Description of problem: Oct 23 03:11:02 preserve-qe-yadu-nrr-1 atomic-openshift-node[118785]: F1023 03:11:02.546716 118785 network.go:45] SDN node startup failed: could not find egress network interface: could not find network interface with the address "10.8.241.73" Oct 23 03:11:02 preserve-qe-yadu-nrr-1 systemd[1]: atomic-openshift-node.service: main process exited, code=exited, status=255/n/a Oct 23 03:11:02 preserve-qe-yadu-nrr-1 systemd[1]: Failed to start OpenShift Node. Oct 23 03:11:02 preserve-qe-yadu-nrr-1 systemd[1]: Unit atomic-openshift-node.service entered failed state. Oct 23 03:11:02 preserve-qe-yadu-nrr-1 systemd[1]: atomic-openshift-node.service failed. Version-Release number of selected component (if applicable): openshift v3.7.0-0.174.0 kubernetes v1.7.6+a08f5eeb6 openshift-ansible-3.7.0-0.174.0.git.0.01932ad.el7.noarch.rpm How reproducible: Always Steps to Reproduce: 1. Setup up OCP env with multitenant plugin 2. Check the node 3. Actual results: Node could not start due to the error: SDN node startup failed: could not find egress network interface: could not find network interface with the address "10.8.241.73" Full node log have attached Expected results: Node could start normally Additional info: 1. Can not reproduce the issue with the env with subnet plugin 2. Workarround: Add node eth0 IP in node config (nodeIP part) could fix the issue 3. The issue may cause by https://github.com/openshift/origin/pull/16866
Created attachment 1342024 [details] node log
I did the initial analysis and this is what happened: - OpenShift Node started with 'host-8-241-73.host.centralci.eng.rdu2.redhat.com' as nodeName in node-config.yaml - SDN node resolved to 10.8.241.73 - Trying to fetch network interface for IP '10.8.241.73' failed as part of egressIP start. Logging into the machine: - DNS host-8-241-73.host.centralci.eng.rdu2.redhat.com resolved to 10.8.241.73 but this IP is not in any of the local interfaces on the node and this could be due to how *openstack* cluster did the network setup (similar case with AWS?) ============== [root@qe-cryan-37-2mrrne-1 ~]# ping 10.8.241.73 PING 10.8.241.73 (10.8.241.73) 56(84) bytes of data. 64 bytes from 10.8.241.73: icmp_seq=1 ttl=63 time=0.354 ms [root@qe-cryan-37-2mrrne-1 ~]# tcpdump -i eth0 -p icmp tcpdump: verbose output suppressed, use -v or -vv for full protocol decode listening on eth0, link-type EN10MB (Ethernet), capture size 262144 bytes 16:45:50.484256 IP host-172-16-120-7.openstacklocal > host-8-241-73.host.centralci.eng.rdu2.redhat.com: ICMP echo request, id 12607, seq 1, length 64 16:45:50.484478 IP host-8-241-73.host.centralci.eng.rdu2.redhat.com > host-172-16-120-7.openstacklocal: ICMP echo request, id 12607, seq 1, length 64 =============== May be we need to reject nodeName in node-config.yaml if corresponding IP is not local? @bbennett @danw what do you think?

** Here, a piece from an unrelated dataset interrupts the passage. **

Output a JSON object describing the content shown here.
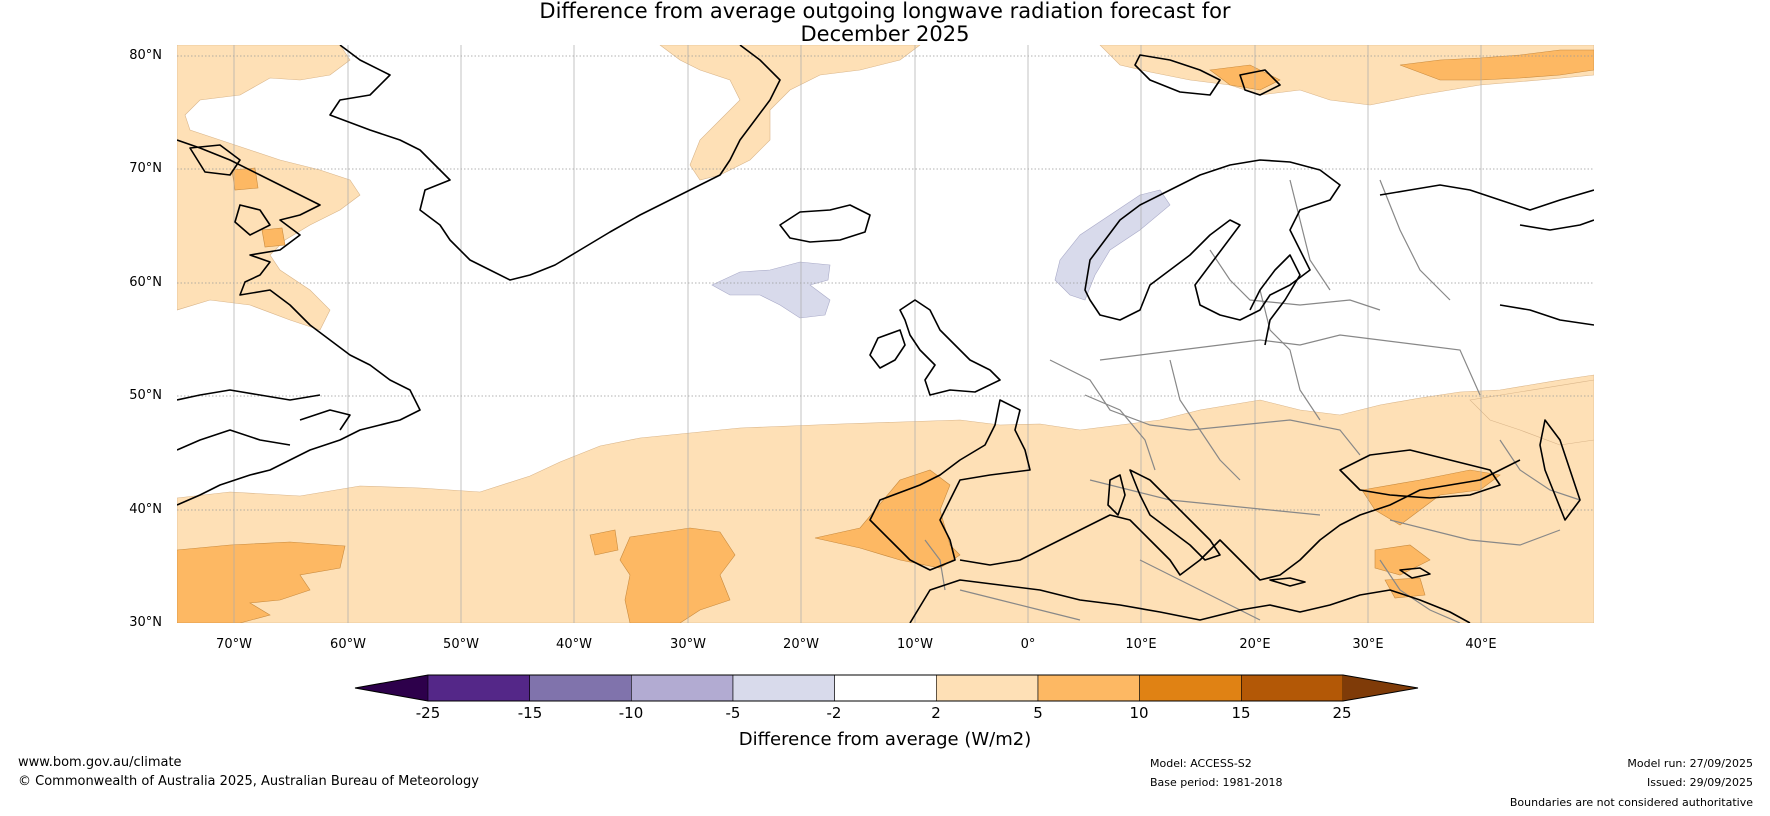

> May be we need to reject nodeName in node-config.yaml if corresponding IP is not local? Yes. The error talks about egress, but we should make it more generic since the whole SDN will be broken in this case. The problem is that, to avoid spoofing, nodes check the source IP of VXLAN packets that they receive, and only accept packets from known node IP addresses. That means that the HostSubnet record (and by extension, the Node record) needs to contain the local/private IP of the node, not the external/public IP, or else all inter-node SDN traffic will get dropped silently. openshift-ansible lets you configure both IP addresses (openshift_ip vs openshift_public_ip). I'm not sure exactly what that translates to in terms of node-config.yaml. Probably we should make openshift-ansible actually check if you're misconfiguring your nodes this way, rather than only failing when we get to node startup. (@yadu, are you using ansible to install, or something else?)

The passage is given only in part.